Estoy de acuerdo contigo, seria interesante revisar los extremos relativistas al igual que las explicaciones universalistas. Ambos son bastante inexactos. Y no hay que criticar las alpargatas que son muy cómodas jajaja.
Saludos,
L
Alexis: Un Yanomami no sabría ni encender un ordenador, pero un astrofisico de la Nasa probablemente no sobreviviria ni una semana en medio de la selva porque no sabría como encontrar alimento o agua potable ni que plantas son comestibles y cuales venenosas etc.
Cada cultura hay que juzgarla en su contexto, eso significa para mí el relativismo cultural.
Marcos: ¿Cuál es la probabilidad de que un astrofísico o sus descendientes tengan que sobrevivir una semana en medio de la selva? ¿Cuál es el valor objetivo de este argumento? Ah, espera. No lo tiene. Si todo es subjetivo, todo es igual de válido. Eso es relativismo cultural. Las culturas son iteraciones de algoritmos naturales, con mutaciones, en especies sociales. Un buen juego de ordenador puede inventarse culturas, idiomas, etc. Pero los ordenadores no pueden (por ahora) resolver los problemas que nos afectan a todos. Para eso se necesitan valores objetivos, universales. Un Yanomami sabe resolver problemas locales (subjetivos), pero sólo podrá resolver problemas globales (objetivos) con un ordenador, y para eso, saber encenderlo es lo de menos. ¿No? No sé si me explico.
Todo esto de multiculturalismo, relativismo cultural, etc, está impregnado del espíritu posmodernista que inundó el panorama cultural hace unos años y cuya decadencia sentenciaron los físicos Sokal y Bricmont y desde entonces va cuesta abajo y sin frenos. Eso sí cultivado por estériles departamentos universitarios que no se han enterado del tiempo en el que viven.
Toda esta hojarasca y verborrea que encierran los conceptos que comentamos no es otra cosa que la proyección de la ignorancia en materia científica que todavía hoy se protege por el erario público hacia élites pretendidamente cultas.
Las desigualdades entre los pueblos comenzaran a difuminarse cuando en la Historia se instale el «Homo cientíco» y la Ciencia y la Tecnología sean objetivos prevalentes en las sociedades y la metodología racional sea una característica de las mismas. A la vista de la crisis en la que nos hallamos sumergidos todo indica que ello va para largo.

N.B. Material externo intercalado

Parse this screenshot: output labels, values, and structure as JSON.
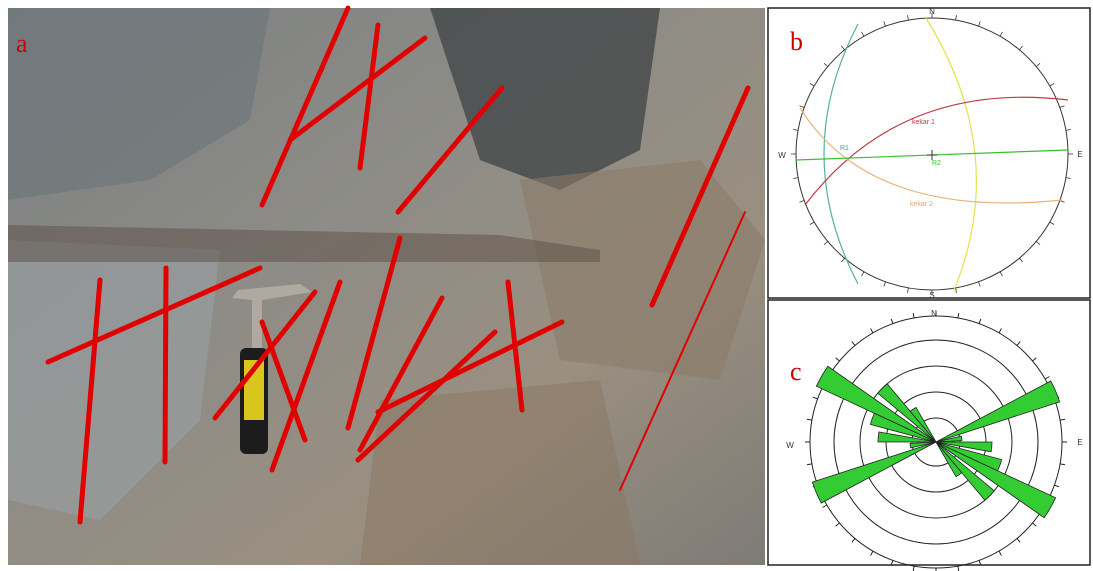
{
  "panels": {
    "a": {
      "label": "a"
    },
    "b": {
      "label": "b",
      "directions": {
        "n": "N",
        "s": "S",
        "e": "E",
        "w": "W"
      },
      "labels": [
        "kekar 1",
        "kekar 2",
        "R1",
        "R2"
      ]
    },
    "c": {
      "label": "c",
      "directions": {
        "n": "N",
        "e": "E",
        "w": "W"
      }
    }
  }
}
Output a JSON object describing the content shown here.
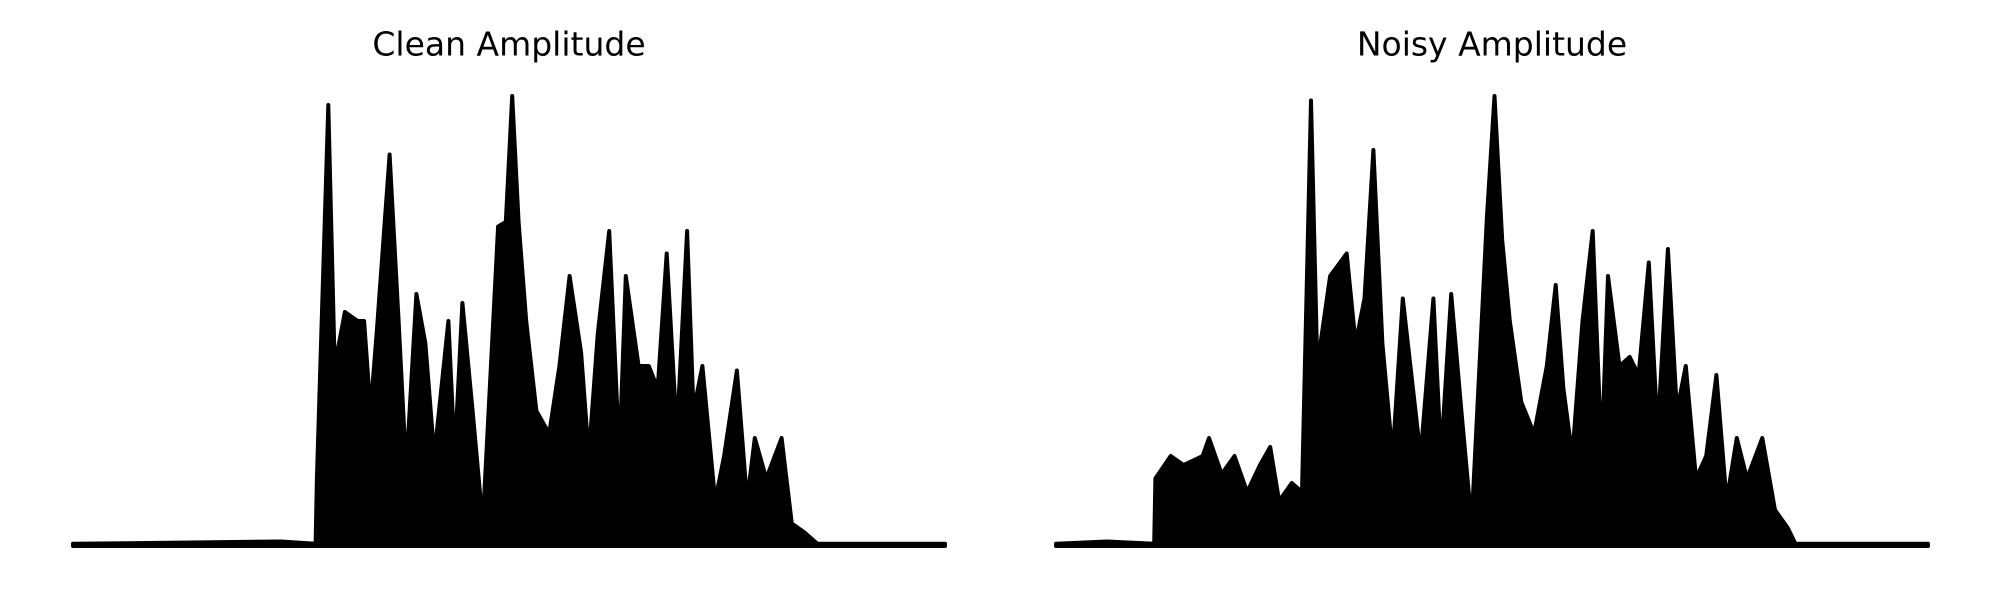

Lo malo es que la estupidez multiculturalista la defiende todavía la inmensa mayoría de los políticos europeos, especialmente los que se dicen «de izquierdas».
Una de las pocas excepciones es el político holandés Geert Wilders, que hace unos días fue absuelto del cargo de incitación al odio racial. En realidad, Wilders simplemente ha cumplido con la obligación democrática de criticar el proceso de islamización que está sufriendo Holanda.
Pero la mayoría de los políticos europeos está tan estupidizada por el multiculturalismo que prefiere contemplar pasivamente cómo los islamistas van destruyendo la democracia.